The Baroque Period
The baroque period follows the renaissance. Like the rise of the renaissance, it was a new idea, style and way of thinking which spread across Europe and, consequently, we can’t give a very precise date for its beginning. Like the middle ages, it was given its name by people of a later time. It wasn’t until the late 19th and early 20th century that ‘baroque’ (meaning either ‘bizarre’, ‘exuberant’ or ‘misshapen pearl’) was used to describe European culture from the 1600s until around 1750. It’s not a very precise term and covers a wide range of styles, but they do have one thing in common in architecture, clothing and music: ornate decoration and extravagance. As for decoration, French baroque lute music, for example, deliberately tried to hide the tune by playing the notes of a chord separately instead of together and adding in lots of extra decorative notes. This became more important than the tune itself, on the basis that this would make the music sublime and move the listener in a mysterious, spiritual way. And extravagance? The rise of opera. It was important to build this decoration and extravagance on a solid foundation, so the overall principles of baroque music were structure, order, originality, and skill, arguably most highly developed in the work of Johann Sebastian Bach.
Among the well-off in the baroque period, the printed song books of Dowland, Campion, etc. had fallen out of fashion to make way for more florid and histrionic singing styles. But for the ‘common folk’, popular singing remained unchanged: the broadside ballads sold in the renaissance 16th century reached their peak of popularity in the baroque 17th century. Part of The Night Watch’s mission is to sing the broadside ballads of this period, and we are especially interested in those which have escaped the attention of modern folk song collectors and performers.

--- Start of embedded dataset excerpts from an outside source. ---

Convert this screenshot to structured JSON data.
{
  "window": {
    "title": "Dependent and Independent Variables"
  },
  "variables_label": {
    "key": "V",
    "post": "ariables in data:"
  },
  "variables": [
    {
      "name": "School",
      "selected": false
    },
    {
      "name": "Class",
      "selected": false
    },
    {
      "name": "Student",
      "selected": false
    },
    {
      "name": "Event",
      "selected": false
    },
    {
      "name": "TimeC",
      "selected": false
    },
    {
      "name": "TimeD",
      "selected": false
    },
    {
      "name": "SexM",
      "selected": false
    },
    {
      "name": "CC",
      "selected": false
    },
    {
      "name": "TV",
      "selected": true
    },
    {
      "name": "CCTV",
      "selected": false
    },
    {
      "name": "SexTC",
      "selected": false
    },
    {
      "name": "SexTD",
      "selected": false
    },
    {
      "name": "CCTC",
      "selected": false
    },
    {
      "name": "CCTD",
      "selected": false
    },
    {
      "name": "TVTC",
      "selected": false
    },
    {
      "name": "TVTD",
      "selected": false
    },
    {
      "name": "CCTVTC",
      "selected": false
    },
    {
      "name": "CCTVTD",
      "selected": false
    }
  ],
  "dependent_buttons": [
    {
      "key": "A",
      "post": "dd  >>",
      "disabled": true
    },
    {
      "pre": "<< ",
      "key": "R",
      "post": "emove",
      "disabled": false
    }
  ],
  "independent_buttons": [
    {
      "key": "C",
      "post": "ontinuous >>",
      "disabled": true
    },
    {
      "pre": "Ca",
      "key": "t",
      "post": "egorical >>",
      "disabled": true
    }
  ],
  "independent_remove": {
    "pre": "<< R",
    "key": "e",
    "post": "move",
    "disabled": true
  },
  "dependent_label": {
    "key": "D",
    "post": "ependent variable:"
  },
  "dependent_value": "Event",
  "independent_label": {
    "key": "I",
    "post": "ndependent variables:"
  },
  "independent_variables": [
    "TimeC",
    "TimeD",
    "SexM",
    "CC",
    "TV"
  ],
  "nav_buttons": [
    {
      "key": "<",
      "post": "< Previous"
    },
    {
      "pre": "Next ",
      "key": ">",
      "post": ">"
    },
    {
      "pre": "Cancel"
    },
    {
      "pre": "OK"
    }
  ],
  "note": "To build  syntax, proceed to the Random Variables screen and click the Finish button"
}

We also have a love of the social dance music of this period. The social dances of the renaissance – pavan, galliard, etc. – were now out of fashion. In their place, the spectacularly popular The English Dancing Master, first published in 1651, went through eight editions and many reprints until 1728. It was compiled by John Playford (1623-1686), a London bookseller, publisher, and the leading light of baroque social dance. The English Dancing Master (later shortened to The Dancing Master) included the melody line to all the tunes and instructions for dancers. One of the most striking things about The Dancing Master is that so many of its tunes had been popular since the renaissance: great tunes which had stood the test of time, many of which remain popular to this day among lovers of traditional music.